Behavioral/lifestyle intervention counseling.

Table 2 summarizes the prevalence of hypertension diagnosis/awareness, as well as the proportion of those aware who reported receiving lifestyle counseling in a subset of countries that reported this data. Among the behavioral interventions, salt reduction was advised to over half of those with diagnosed hypertension in all but four countries. In most countries, both weight loss and exercise were advised to over 20% of those with hypertension, while the proportion of those advised to quit smoking was comparatively low. The subnational sample in Central African Republic – Ombella M’Poko had the highest rates of lifestyle and behavioral counseling, with 78.2% (73.5 – 82.9) advised on salt reduction, 58.1% (44.1 – 72.1) on weight loss, 55.5% (45.3 – 65.7) on exercise, and 47.5% (37.1 – 57.9) on smoking cessation. Of note, these estimates were markedly higher than the other subnational sample from the Central African Republic (Bangui), despite both locations having comparable prevalence of the other hypertension outcomes.

Table 2.

Behavioral interventions advised among those with diagnosed hypertension (regardless of treatment status) in 9 countries in which this data was collected.

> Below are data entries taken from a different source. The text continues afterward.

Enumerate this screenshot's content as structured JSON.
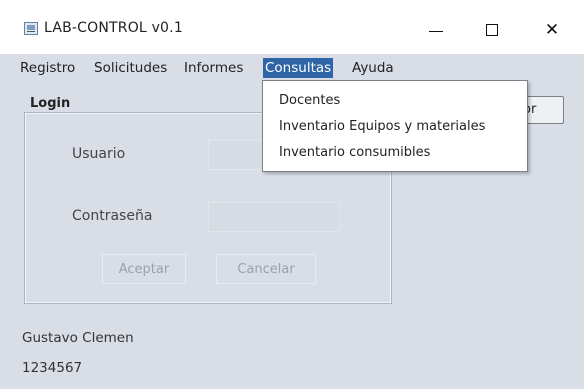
{
  "window": {
    "title": "LAB-CONTROL v0.1",
    "icon": "app-window-icon",
    "controls": {
      "minimize": "minimize-icon",
      "maximize": "maximize-icon",
      "close": "✕"
    }
  },
  "menubar": {
    "items": [
      {
        "label": "Registro"
      },
      {
        "label": "Solicitudes"
      },
      {
        "label": "Informes"
      },
      {
        "label": "Consultas",
        "active": true
      },
      {
        "label": "Ayuda"
      }
    ]
  },
  "dropdown": {
    "items": [
      {
        "label": "Docentes"
      },
      {
        "label": "Inventario Equipos y materiales"
      },
      {
        "label": "Inventario consumibles"
      }
    ]
  },
  "login": {
    "title": "Login",
    "user_label": "Usuario",
    "user_value": "",
    "password_label": "Contraseña",
    "password_value": "",
    "accept_label": "Aceptar",
    "cancel_label": "Cancelar"
  },
  "side_button": {
    "label": "or"
  },
  "status": {
    "user_name": "Gustavo Clemen",
    "user_id": "1234567"
  },
  "colors": {
    "menu_active_bg": "#2f65a6",
    "client_bg": "#d9dee6"
  }
}
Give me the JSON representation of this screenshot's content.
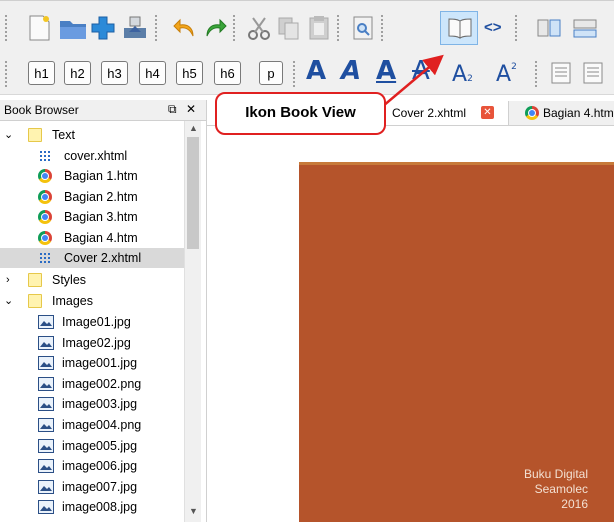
{
  "panel": {
    "title": "Book Browser",
    "float_glyph": "⧉",
    "close_glyph": "✕"
  },
  "heading_buttons": [
    "h1",
    "h2",
    "h3",
    "h4",
    "h5",
    "h6",
    "p"
  ],
  "code_view_glyph": "<>",
  "callout": {
    "label": "Ikon Book View"
  },
  "tabs": [
    {
      "label": "Cover 2.xhtml",
      "close_glyph": "✕"
    },
    {
      "label": "Bagian 4.htm"
    }
  ],
  "tree": {
    "folders": {
      "text": "Text",
      "styles": "Styles",
      "images": "Images"
    },
    "text_files": [
      {
        "label": "cover.xhtml",
        "type": "xhtml-icon"
      },
      {
        "label": "Bagian 1.htm",
        "type": "chrome-icon"
      },
      {
        "label": "Bagian 2.htm",
        "type": "chrome-icon"
      },
      {
        "label": "Bagian 3.htm",
        "type": "chrome-icon"
      },
      {
        "label": "Bagian 4.htm",
        "type": "chrome-icon"
      },
      {
        "label": "Cover 2.xhtml",
        "type": "xhtml-icon",
        "selected": true
      }
    ],
    "image_files": [
      "Image01.jpg",
      "Image02.jpg",
      "image001.jpg",
      "image002.png",
      "image003.jpg",
      "image004.png",
      "image005.jpg",
      "image006.jpg",
      "image007.jpg",
      "image008.jpg"
    ]
  },
  "cover_text": {
    "line1": "Buku Digital",
    "line2": "Seamolec",
    "line3": "2016"
  },
  "colors": {
    "accent_red": "#e02020",
    "cover": "#b5542b",
    "letter_blue": "#1f4fa0"
  }
}
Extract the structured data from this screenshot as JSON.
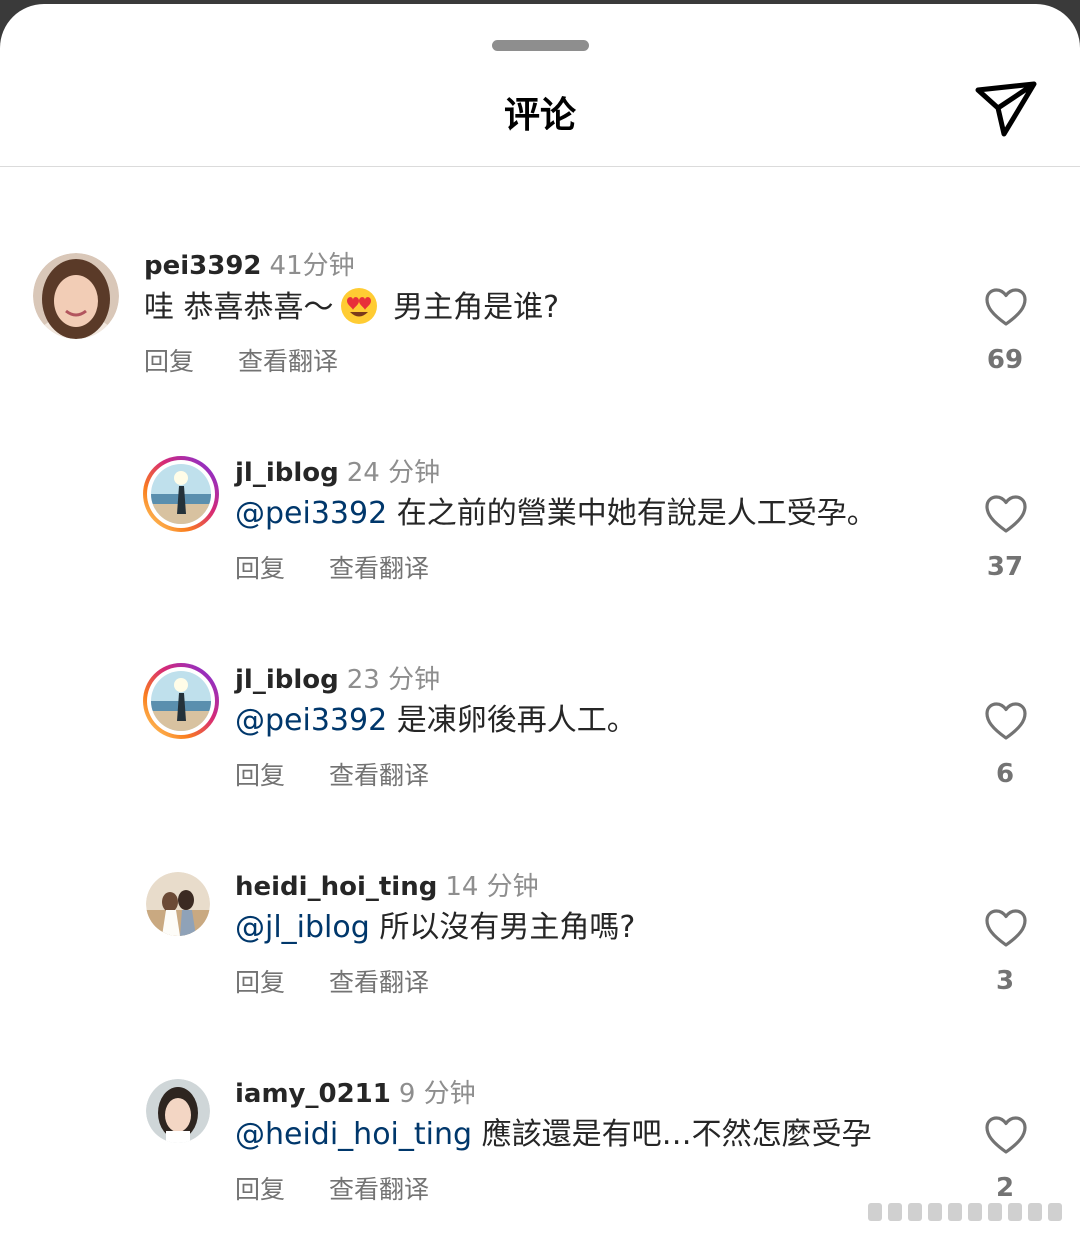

Country Prevalence of diagnosed hypertension
% (95% CI)		 Proportion of those diagnosed/aware advised on behavioral interventions
% (95% CI)
Salt reduction Weight loss Exercise Smoking cessation
Lesotho 13.9 (11.9–15.8) 50.1 (42.7–57.5) 27 (21–33.1) 37.4 (30.1–44.6) 24 (17.7–30.2)
Tanzania - Zanzibar 13.2 (10.2–16.1) 52.7 (45.1–60.3) 23.8 (17.5–30) 33.1 (26.6–39.5) 11.8 (7–16.5)
Comoros 11 (9.9–12.1) 55.8 (51.4–60.2) 23.5 (19.6–27.4) 24.5 (20.4–28.6) 14.6 (11.2–18.1)
Liberia 11 (8.8–13.2) 53.5 (46.7–60.2) 27 (21.9–32.1) 28.4 (21.8–35) 17.6 (12.7–22.5)
Central African Republic - Bangui 10.7 (8.9–12.5) 38.3 (31.5–45.2) 24 (18.4–29.7) 15.7 (10.5–20.9) 11.8 (7.4–16.3)
Central African Republic - Ombella M’Poko 9.4 (7.1–11.6) 78.2 (73.5–82.9) 58.1 (44.1–72.1) 55.5 (45.3–65.7) 47.5 (37.1–57.9)
Tanzania 8.1 (6.7–9.5) 38.6 (31.6–45.6) 20.3 (14.4–26.2) 25.8 (20–31.6) 15.4 (10.2–20.6)
The Gambia 7.7 (6.4–8.9) 58.6 (50.5–66.6) 26 (19.1–33) 43.1 (34.7–51.6) 9.1 (4.8–13.5)
Eritrea 7.2 (6.2–8.2) 70.1 (65.2–75) 38.1 (31.9–44.3) 55.2 (48.8–61.6) 9.2 (4.9–13.4)
Togo 7.2 (6.1–8.3) 34.2 (27–41.4) 17.4 (12–22.8) 14.7 (10.6–18.9) 4.7 (2.1–7.2)
Rwanda 2.8 (2.4–3.2) 49.8 (42.3–57.3) 21 (15.4–26.6) 20.5 (14.7–26.3) 9.2 (4.9–13.4)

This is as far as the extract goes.